Healthcare industry will oppose Democrat attempt to create government healthcare monopoly
Democratic presidential contender Sen. Kamala Harris wants to " move on" from the current healthcare system in favor of a plan that would roll everyone in the U.S. onto a government plan known as "Medicare for all," doing away with private health insurance.It would be a disaster for most Americans. It would lead to rationed healthcare and the costs of doing it would cripple the US government. It is one of the most ridiculous proposals in recent memory. When you consider how California and other Democrat strongholds want to provide free healthcare for illegal aliens it would only exacerbate that problem too.
As the California Democrat and others in her party make their case, however, they will face considerable opposition not only in the insurance industry, but across the healthcare sector, which would see massive upheaval from the plan. And polling suggests that the public, roughly half of which relies on private insurance, isn't quite on board.

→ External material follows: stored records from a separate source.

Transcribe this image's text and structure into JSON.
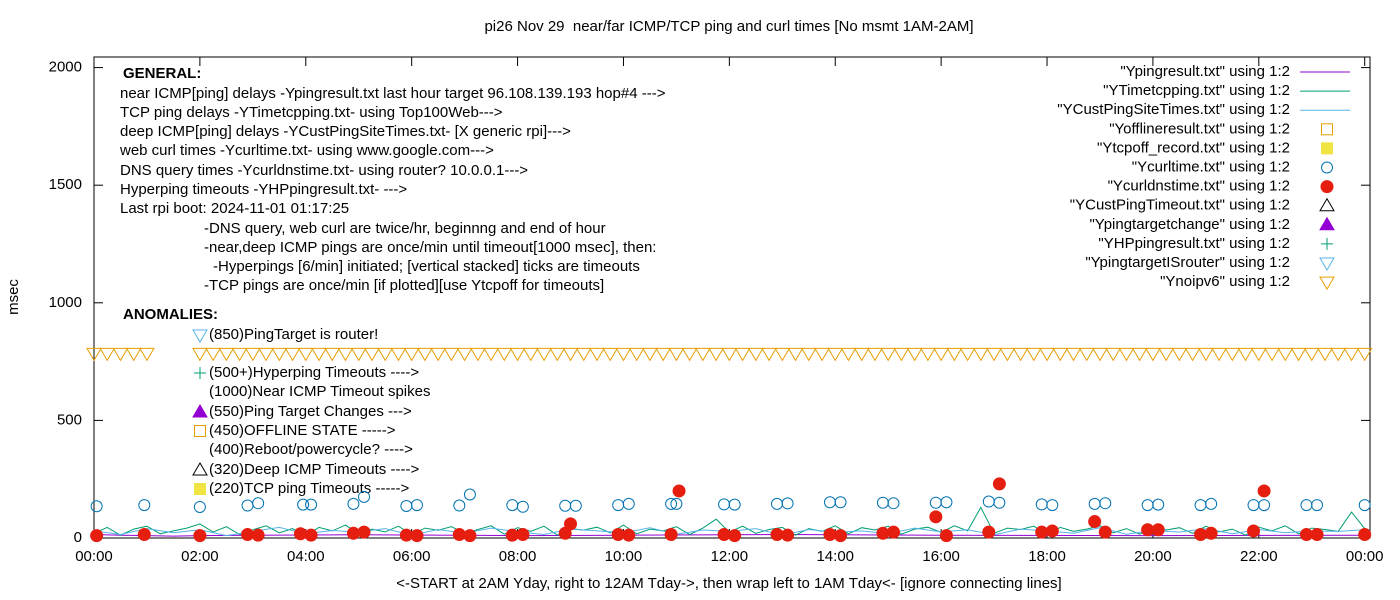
{
  "chart_data": {
    "type": "scatter",
    "title": "pi26 Nov 29  near/far ICMP/TCP ping and curl times [No msmt 1AM-2AM]",
    "x_label": "<-START at 2AM Yday, right to 12AM Tday->, then wrap left to 1AM Tday<- [ignore connecting lines]",
    "y_label": "msec",
    "xlim": [
      0,
      24.1
    ],
    "ylim": [
      0,
      2045
    ],
    "xticks": [
      {
        "value": 0,
        "label": "00:00"
      },
      {
        "value": 2,
        "label": "02:00"
      },
      {
        "value": 4,
        "label": "04:00"
      },
      {
        "value": 6,
        "label": "06:00"
      },
      {
        "value": 8,
        "label": "08:00"
      },
      {
        "value": 10,
        "label": "10:00"
      },
      {
        "value": 12,
        "label": "12:00"
      },
      {
        "value": 14,
        "label": "14:00"
      },
      {
        "value": 16,
        "label": "16:00"
      },
      {
        "value": 18,
        "label": "18:00"
      },
      {
        "value": 20,
        "label": "20:00"
      },
      {
        "value": 22,
        "label": "22:00"
      },
      {
        "value": 24,
        "label": "00:00"
      }
    ],
    "yticks": [
      0,
      500,
      1000,
      1500,
      2000
    ],
    "legend": "top-right",
    "annotations": [
      "GENERAL:",
      "near ICMP[ping] delays -Ypingresult.txt last hour target 96.108.139.193 hop#4 --->",
      "TCP ping delays -YTimetcpping.txt- using Top100Web--->",
      "deep ICMP[ping] delays -YCustPingSiteTimes.txt- [X generic rpi]--->",
      "web curl times -Ycurltime.txt- using www.google.com--->",
      "DNS query times -Ycurldnstime.txt- using router? 10.0.0.1--->",
      "Hyperping timeouts -YHPpingresult.txt- --->",
      "Last rpi boot: 2024-11-01 01:17:25",
      "-DNS query, web curl are twice/hr, beginnng and end of hour",
      "-near,deep ICMP pings are once/min until timeout[1000 msec], then:",
      "-Hyperpings [6/min] initiated; [vertical stacked] ticks are timeouts",
      "-TCP pings are once/min [if plotted][use Ytcpoff for timeouts]",
      "ANOMALIES:",
      "(850)PingTarget is router!",
      "(500+)Hyperping Timeouts ---->",
      "(1000)Near ICMP Timeout spikes",
      "(550)Ping Target Changes --->",
      "(450)OFFLINE STATE ----->",
      "(400)Reboot/powercycle? ---->",
      "(320)Deep ICMP Timeouts ---->",
      "(220)TCP ping Timeouts ----->"
    ],
    "series": [
      {
        "name": "\"Ypingresult.txt\" using 1:2",
        "color": "#9400d3",
        "style": "lines",
        "x": [
          0,
          0.5,
          1,
          1.5,
          2,
          3,
          5,
          8,
          10,
          13,
          16,
          20,
          24
        ],
        "values": [
          15,
          12,
          10,
          8,
          10,
          12,
          14,
          10,
          12,
          15,
          12,
          10,
          12
        ]
      },
      {
        "name": "\"YTimetcpping.txt\" using 1:2",
        "color": "#009e73",
        "style": "lines",
        "x": [
          0,
          0.25,
          0.5,
          0.75,
          1,
          1.25,
          1.5,
          1.75,
          2,
          2.25,
          2.5,
          2.75,
          3,
          3.25,
          3.5,
          3.75,
          4,
          4.25,
          4.5,
          4.75,
          5,
          5.25,
          5.5,
          5.75,
          6,
          6.25,
          6.5,
          6.75,
          7,
          7.25,
          7.5,
          7.75,
          8,
          8.25,
          8.5,
          8.75,
          9,
          9.25,
          9.5,
          9.75,
          10,
          10.25,
          10.5,
          10.75,
          11,
          11.25,
          11.5,
          11.75,
          12,
          12.25,
          12.5,
          12.75,
          13,
          13.25,
          13.5,
          13.75,
          14,
          14.25,
          14.5,
          14.75,
          15,
          15.25,
          15.5,
          15.75,
          16,
          16.25,
          16.5,
          16.75,
          17,
          17.25,
          17.5,
          17.75,
          18,
          18.25,
          18.5,
          18.75,
          19,
          19.25,
          19.5,
          19.75,
          20,
          20.25,
          20.5,
          20.75,
          21,
          21.25,
          21.5,
          21.75,
          22,
          22.25,
          22.5,
          22.75,
          23,
          23.25,
          23.5,
          23.75,
          24
        ],
        "values": [
          20,
          45,
          12,
          38,
          50,
          18,
          30,
          42,
          60,
          25,
          48,
          15,
          35,
          52,
          22,
          40,
          10,
          45,
          30,
          55,
          18,
          38,
          26,
          50,
          14,
          42,
          33,
          48,
          20,
          36,
          52,
          16,
          44,
          28,
          50,
          12,
          40,
          34,
          46,
          22,
          55,
          18,
          38,
          30,
          48,
          15,
          42,
          80,
          25,
          50,
          20,
          36,
          45,
          12,
          40,
          28,
          52,
          18,
          44,
          34,
          50,
          16,
          38,
          46,
          24,
          52,
          30,
          130,
          20,
          42,
          36,
          50,
          14,
          45,
          28,
          38,
          52,
          22,
          40,
          16,
          48,
          34,
          44,
          20,
          50,
          26,
          38,
          12,
          46,
          30,
          52,
          18,
          42,
          36,
          28,
          110,
          40
        ]
      },
      {
        "name": "\"YCustPingSiteTimes.txt\" using 1:2",
        "color": "#56b4e9",
        "style": "lines",
        "x": [
          0,
          0.5,
          1,
          1.5,
          2,
          2.5,
          3,
          3.5,
          4,
          4.5,
          5,
          5.5,
          6,
          6.5,
          7,
          7.5,
          8,
          8.5,
          9,
          9.5,
          10,
          10.5,
          11,
          11.5,
          12,
          12.5,
          13,
          13.5,
          14,
          14.5,
          15,
          15.5,
          16,
          16.5,
          17,
          17.5,
          18,
          18.5,
          19,
          19.5,
          20,
          20.5,
          21,
          21.5,
          22,
          22.5,
          23,
          23.5,
          24
        ],
        "values": [
          30,
          15,
          40,
          22,
          35,
          10,
          28,
          45,
          18,
          32,
          25,
          40,
          12,
          36,
          20,
          42,
          26,
          15,
          38,
          30,
          22,
          44,
          16,
          34,
          28,
          40,
          12,
          36,
          24,
          30,
          18,
          42,
          26,
          35,
          14,
          38,
          30,
          20,
          44,
          16,
          32,
          25,
          40,
          18,
          36,
          22,
          30,
          28,
          35
        ]
      },
      {
        "name": "\"Yofflineresult.txt\" using 1:2",
        "color": "#e69f00",
        "style": "open-square",
        "x": [],
        "values": []
      },
      {
        "name": "\"Ytcpoff_record.txt\" using 1:2",
        "color": "#f0e442",
        "style": "square",
        "x": [],
        "values": []
      },
      {
        "name": "\"Ycurltime.txt\" using 1:2",
        "color": "#0072b2",
        "style": "open-circle",
        "x": [
          0.05,
          0.95,
          2.0,
          2.9,
          3.1,
          3.95,
          4.1,
          4.9,
          5.1,
          5.9,
          6.1,
          6.9,
          7.1,
          7.9,
          8.1,
          8.9,
          9.1,
          9.9,
          10.1,
          10.9,
          11.0,
          11.9,
          12.1,
          12.9,
          13.1,
          13.9,
          14.1,
          14.9,
          15.1,
          15.9,
          16.1,
          16.9,
          17.1,
          17.9,
          18.1,
          18.9,
          19.1,
          19.9,
          20.1,
          20.9,
          21.1,
          21.9,
          22.1,
          22.9,
          23.1,
          24.0
        ],
        "values": [
          135,
          140,
          132,
          138,
          148,
          142,
          142,
          145,
          175,
          136,
          140,
          138,
          185,
          140,
          133,
          137,
          137,
          140,
          145,
          145,
          145,
          143,
          142,
          145,
          147,
          152,
          152,
          150,
          148,
          150,
          152,
          155,
          150,
          143,
          140,
          145,
          148,
          140,
          142,
          140,
          145,
          140,
          140,
          140,
          140,
          140
        ]
      },
      {
        "name": "\"Ycurldnstime.txt\" using 1:2",
        "color": "#e51e10",
        "style": "circle",
        "x": [
          0.05,
          0.95,
          2.0,
          2.9,
          3.1,
          3.9,
          4.1,
          4.9,
          5.1,
          5.9,
          6.1,
          6.9,
          7.1,
          7.9,
          8.1,
          8.9,
          9.0,
          9.9,
          10.1,
          10.9,
          11.05,
          11.9,
          12.1,
          12.9,
          13.1,
          13.9,
          14.1,
          14.9,
          15.1,
          15.9,
          16.1,
          16.9,
          17.1,
          17.9,
          18.1,
          18.9,
          19.1,
          19.9,
          20.1,
          20.9,
          21.1,
          21.9,
          22.1,
          22.9,
          23.1,
          24.0
        ],
        "values": [
          10,
          15,
          10,
          15,
          12,
          18,
          12,
          20,
          25,
          12,
          10,
          15,
          10,
          12,
          15,
          20,
          60,
          15,
          12,
          15,
          200,
          15,
          10,
          15,
          12,
          15,
          10,
          20,
          25,
          90,
          10,
          25,
          230,
          25,
          30,
          70,
          25,
          35,
          35,
          15,
          20,
          30,
          200,
          15,
          15,
          15
        ]
      },
      {
        "name": "\"YCustPingTimeout.txt\" using 1:2",
        "color": "#000000",
        "style": "open-triangle",
        "x": [],
        "values": []
      },
      {
        "name": "\"Ypingtargetchange\" using 1:2",
        "color": "#9400d3",
        "style": "triangle",
        "x": [],
        "values": []
      },
      {
        "name": "\"YHPpingresult.txt\" using 1:2",
        "color": "#009e73",
        "style": "plus",
        "x": [],
        "values": []
      },
      {
        "name": "\"YpingtargetISrouter\" using 1:2",
        "color": "#56b4e9",
        "style": "open-triangle-down",
        "x": [],
        "values": []
      },
      {
        "name": "\"Ynoipv6\" using 1:2",
        "color": "#e69f00",
        "style": "open-triangle-down",
        "x": [
          0,
          0.25,
          0.5,
          0.75,
          1,
          2,
          2.25,
          2.5,
          2.75,
          3,
          3.25,
          3.5,
          3.75,
          4,
          4.25,
          4.5,
          4.75,
          5,
          5.25,
          5.5,
          5.75,
          6,
          6.25,
          6.5,
          6.75,
          7,
          7.25,
          7.5,
          7.75,
          8,
          8.25,
          8.5,
          8.75,
          9,
          9.25,
          9.5,
          9.75,
          10,
          10.25,
          10.5,
          10.75,
          11,
          11.25,
          11.5,
          11.75,
          12,
          12.25,
          12.5,
          12.75,
          13,
          13.25,
          13.5,
          13.75,
          14,
          14.25,
          14.5,
          14.75,
          15,
          15.25,
          15.5,
          15.75,
          16,
          16.25,
          16.5,
          16.75,
          17,
          17.25,
          17.5,
          17.75,
          18,
          18.25,
          18.5,
          18.75,
          19,
          19.25,
          19.5,
          19.75,
          20,
          20.25,
          20.5,
          20.75,
          21,
          21.25,
          21.5,
          21.75,
          22,
          22.25,
          22.5,
          22.75,
          23,
          23.25,
          23.5,
          23.75,
          24
        ],
        "values": [
          785,
          785,
          785,
          785,
          785,
          785,
          785,
          785,
          785,
          785,
          785,
          785,
          785,
          785,
          785,
          785,
          785,
          785,
          785,
          785,
          785,
          785,
          785,
          785,
          785,
          785,
          785,
          785,
          785,
          785,
          785,
          785,
          785,
          785,
          785,
          785,
          785,
          785,
          785,
          785,
          785,
          785,
          785,
          785,
          785,
          785,
          785,
          785,
          785,
          785,
          785,
          785,
          785,
          785,
          785,
          785,
          785,
          785,
          785,
          785,
          785,
          785,
          785,
          785,
          785,
          785,
          785,
          785,
          785,
          785,
          785,
          785,
          785,
          785,
          785,
          785,
          785,
          785,
          785,
          785,
          785,
          785,
          785,
          785,
          785,
          785,
          785,
          785,
          785,
          785,
          785,
          785,
          785,
          785
        ]
      }
    ]
  }
}
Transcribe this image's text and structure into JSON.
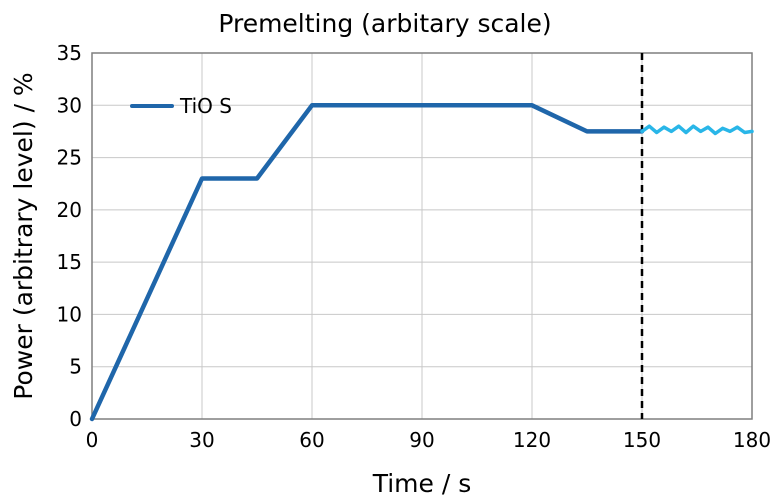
{
  "chart_data": {
    "type": "line",
    "title": "Premelting (arbitary scale)",
    "xlabel": "Time / s",
    "ylabel": "Power (arbitrary level) / %",
    "xlim": [
      0,
      180
    ],
    "ylim": [
      0,
      35
    ],
    "x_ticks": [
      "0",
      "30",
      "60",
      "90",
      "120",
      "150",
      "180"
    ],
    "y_ticks": [
      "0",
      "5",
      "10",
      "15",
      "20",
      "25",
      "30",
      "35"
    ],
    "grid": true,
    "legend_position": "top-left",
    "series": [
      {
        "name": "TiO S",
        "color": "#1f66aa",
        "x": [
          0,
          30,
          45,
          60,
          120,
          135,
          150
        ],
        "y": [
          0,
          23,
          23,
          30,
          30,
          27.5,
          27.5
        ]
      },
      {
        "color": "#29b6e8",
        "x": [
          150,
          152,
          154,
          156,
          158,
          160,
          162,
          164,
          166,
          168,
          170,
          172,
          174,
          176,
          178,
          180
        ],
        "y": [
          27.5,
          28.0,
          27.4,
          27.9,
          27.5,
          28.0,
          27.4,
          28.0,
          27.5,
          27.9,
          27.3,
          27.8,
          27.5,
          27.9,
          27.4,
          27.5
        ]
      }
    ],
    "vertical_marker_x": 150
  }
}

Drug companies, insurers, doctors, and hospitals have united in recent months to fight national government healthcare. One healthcare industry group, called the Partnership for America’s Health Care Future, has launched a five-figure digital ad campaign arguing that "Medicare for all" would cause massive disruption, higher taxes, lower quality care, and less choice for patients. It plans to spend six figures bashing "Medicare for all" over the course of 2019.
"Whether it’s called Medicare for all, single payer, or a public option, one-size-fits-all healthcare will mean all Americans have less choice and control over the doctors, treatments, and coverage," said Lauren Crawford Shaver, the group's executive director.
Other candidates for the Democratic nomination, such as Sens. Elizabeth Warren of Massachusetts and Kirsten Gillibrand of New York, are, like Harris, co-sponsors of the Medicare for All Act, legislation led by Sen. Bernie Sanders, I-Vt. Although it has "Medicare" in the name, the bill would go much further than current Medicare, which covers adults 65 and older and people with disabilities. It would pay for emergency surgery, prescription drugs, mental healthcare, and eye care without a copay.